The study's authors looked at medical records of more than 120,000 children who visited doctors from 1980 through 2001. All were enrolled in a health maintenance organization that used an electronic medical record system and most came from middle-class families.
The study found that over the 22-year period, the prevalence of overweight children increased from 6.3 percent to 10 percent, while the rate of risk for being overweight increased from 11.1 percent to 14.4 percent.

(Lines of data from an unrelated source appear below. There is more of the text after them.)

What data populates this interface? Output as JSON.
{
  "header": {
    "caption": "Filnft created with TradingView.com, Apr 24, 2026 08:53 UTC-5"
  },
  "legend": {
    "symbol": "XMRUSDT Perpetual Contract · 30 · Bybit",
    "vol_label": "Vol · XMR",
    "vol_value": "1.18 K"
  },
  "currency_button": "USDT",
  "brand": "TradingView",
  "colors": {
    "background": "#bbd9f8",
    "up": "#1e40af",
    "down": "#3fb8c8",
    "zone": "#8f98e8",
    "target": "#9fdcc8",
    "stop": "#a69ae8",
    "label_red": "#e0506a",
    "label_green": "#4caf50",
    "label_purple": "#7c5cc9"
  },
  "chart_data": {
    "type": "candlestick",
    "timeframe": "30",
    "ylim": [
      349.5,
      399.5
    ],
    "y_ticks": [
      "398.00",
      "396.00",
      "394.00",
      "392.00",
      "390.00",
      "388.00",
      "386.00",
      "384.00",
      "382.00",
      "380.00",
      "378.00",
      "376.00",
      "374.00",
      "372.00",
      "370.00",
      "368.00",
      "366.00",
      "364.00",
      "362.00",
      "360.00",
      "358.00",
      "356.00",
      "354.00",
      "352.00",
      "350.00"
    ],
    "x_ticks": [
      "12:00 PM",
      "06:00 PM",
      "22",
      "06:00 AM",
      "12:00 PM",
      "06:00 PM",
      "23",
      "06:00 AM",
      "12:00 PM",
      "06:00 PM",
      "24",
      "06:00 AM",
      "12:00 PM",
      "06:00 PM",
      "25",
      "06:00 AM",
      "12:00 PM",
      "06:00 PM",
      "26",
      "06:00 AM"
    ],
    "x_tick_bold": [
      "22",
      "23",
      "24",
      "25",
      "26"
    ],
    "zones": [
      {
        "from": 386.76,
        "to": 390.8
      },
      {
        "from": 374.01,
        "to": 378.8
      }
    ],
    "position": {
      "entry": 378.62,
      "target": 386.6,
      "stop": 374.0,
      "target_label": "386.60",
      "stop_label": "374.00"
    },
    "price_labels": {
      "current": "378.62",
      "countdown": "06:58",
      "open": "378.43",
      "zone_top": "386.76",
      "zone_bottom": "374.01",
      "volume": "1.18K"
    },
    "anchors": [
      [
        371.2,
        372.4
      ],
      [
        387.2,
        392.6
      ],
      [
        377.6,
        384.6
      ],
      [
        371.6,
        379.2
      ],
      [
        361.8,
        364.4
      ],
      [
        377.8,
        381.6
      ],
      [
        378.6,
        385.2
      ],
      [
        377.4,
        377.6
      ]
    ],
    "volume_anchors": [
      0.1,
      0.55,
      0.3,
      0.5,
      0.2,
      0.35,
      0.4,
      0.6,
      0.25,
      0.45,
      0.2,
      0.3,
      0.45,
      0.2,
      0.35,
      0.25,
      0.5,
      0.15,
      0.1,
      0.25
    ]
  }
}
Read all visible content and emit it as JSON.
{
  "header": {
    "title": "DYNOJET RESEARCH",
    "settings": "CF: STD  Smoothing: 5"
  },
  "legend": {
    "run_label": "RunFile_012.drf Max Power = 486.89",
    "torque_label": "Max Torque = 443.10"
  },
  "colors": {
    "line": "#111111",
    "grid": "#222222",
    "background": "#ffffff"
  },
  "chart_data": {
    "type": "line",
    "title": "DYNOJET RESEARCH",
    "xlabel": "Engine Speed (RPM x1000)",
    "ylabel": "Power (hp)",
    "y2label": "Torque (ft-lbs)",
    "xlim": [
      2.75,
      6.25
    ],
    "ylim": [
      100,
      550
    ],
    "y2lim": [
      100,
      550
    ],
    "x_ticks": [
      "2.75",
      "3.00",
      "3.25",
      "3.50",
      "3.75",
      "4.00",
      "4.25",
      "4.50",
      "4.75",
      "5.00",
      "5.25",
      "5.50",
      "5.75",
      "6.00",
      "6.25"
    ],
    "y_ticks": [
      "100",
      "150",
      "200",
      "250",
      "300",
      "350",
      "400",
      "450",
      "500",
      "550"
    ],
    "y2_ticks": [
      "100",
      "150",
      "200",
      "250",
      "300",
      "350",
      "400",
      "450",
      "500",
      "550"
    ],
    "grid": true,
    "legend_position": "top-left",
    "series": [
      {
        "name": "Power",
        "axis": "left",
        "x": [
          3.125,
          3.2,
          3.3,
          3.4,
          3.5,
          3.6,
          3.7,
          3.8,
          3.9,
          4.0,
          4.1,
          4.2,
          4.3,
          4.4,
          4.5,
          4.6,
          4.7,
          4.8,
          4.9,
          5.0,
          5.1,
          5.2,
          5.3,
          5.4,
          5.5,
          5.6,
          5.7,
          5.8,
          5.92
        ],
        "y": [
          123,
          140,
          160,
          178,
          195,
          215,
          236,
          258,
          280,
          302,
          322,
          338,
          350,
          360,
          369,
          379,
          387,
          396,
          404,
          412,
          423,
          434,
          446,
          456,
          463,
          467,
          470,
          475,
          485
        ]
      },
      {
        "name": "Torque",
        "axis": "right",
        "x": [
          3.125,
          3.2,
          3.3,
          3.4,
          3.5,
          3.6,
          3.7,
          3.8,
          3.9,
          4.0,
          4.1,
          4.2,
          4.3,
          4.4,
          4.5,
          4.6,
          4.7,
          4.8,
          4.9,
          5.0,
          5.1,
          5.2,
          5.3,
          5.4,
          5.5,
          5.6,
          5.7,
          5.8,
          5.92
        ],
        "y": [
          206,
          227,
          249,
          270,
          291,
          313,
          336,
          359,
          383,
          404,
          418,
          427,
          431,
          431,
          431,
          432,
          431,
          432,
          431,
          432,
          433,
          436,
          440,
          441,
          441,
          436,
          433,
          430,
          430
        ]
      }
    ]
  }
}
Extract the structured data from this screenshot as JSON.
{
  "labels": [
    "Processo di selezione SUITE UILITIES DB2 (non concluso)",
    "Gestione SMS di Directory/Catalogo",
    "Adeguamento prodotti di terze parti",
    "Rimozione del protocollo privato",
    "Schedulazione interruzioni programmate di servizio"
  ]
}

In infants under 6 months - a group Gillman said has seldom been included in weight studies - the prevalence of being overweight increased from 3.4 percent to 5.9 percent during the same period, a jump of more than 73 percent.
That worries Gillman because other studies have shown that accelerated weight gain in a child's early months can predict weight problems and higher blood pressure later in life.
Gillman said the authors used the Centers for Disease Control and Prevention's measure for being overweight, when a child is above the 95th percentile for their age and gender on a weight-for-height index. Children considered at-risk measured between the 85th percentile and the 95th percentile.
For infants, Gillman said the study's authors looked more at change in weight over those first crucial months - especially weight gain out of proportion with length - rather than one's weight at a specific age, the AP reports.
Though the new study didn't look into what potentially caused the increase in the percentages of overweight babies, Gillman pointed to previous studies that have connected increased birth weights to gestational diabetes, a mother's excess weight gain during pregnancy and a mother's own high weight before pregnancy.
Dr. Laura Riley, a specialist in obstetrics and gynecology at Massachusetts General Hospital in Boston who was not affiliated with the study, said she hoped it would give doctors more ammunition in the push to get mothers to make healthier choices before, during and immediately after pregnancy.
Sara Keng, 29, a mother of three from Woonsocket, R.I., said she wasn't surprised by the study's results. She blamed the increase of overweight children on "super-sized" foods and on harried parents who rely on fast foods to feed their families.
Keng said she got a wake-up call when her oldest son, now 4, became overweight when he was a toddler, forcing her and her husband to change the family's eating habits. She said she thought the new study shouldn't drive parents to obsess over their newborn's weight.
But the new data could be even more evidence for parents and especially pregnant women that their actions can cause future problems - problems that Keng sometimes sees at the playground, she said as she held her 8-month-old son, Brycen, while her other children played in Boston Common.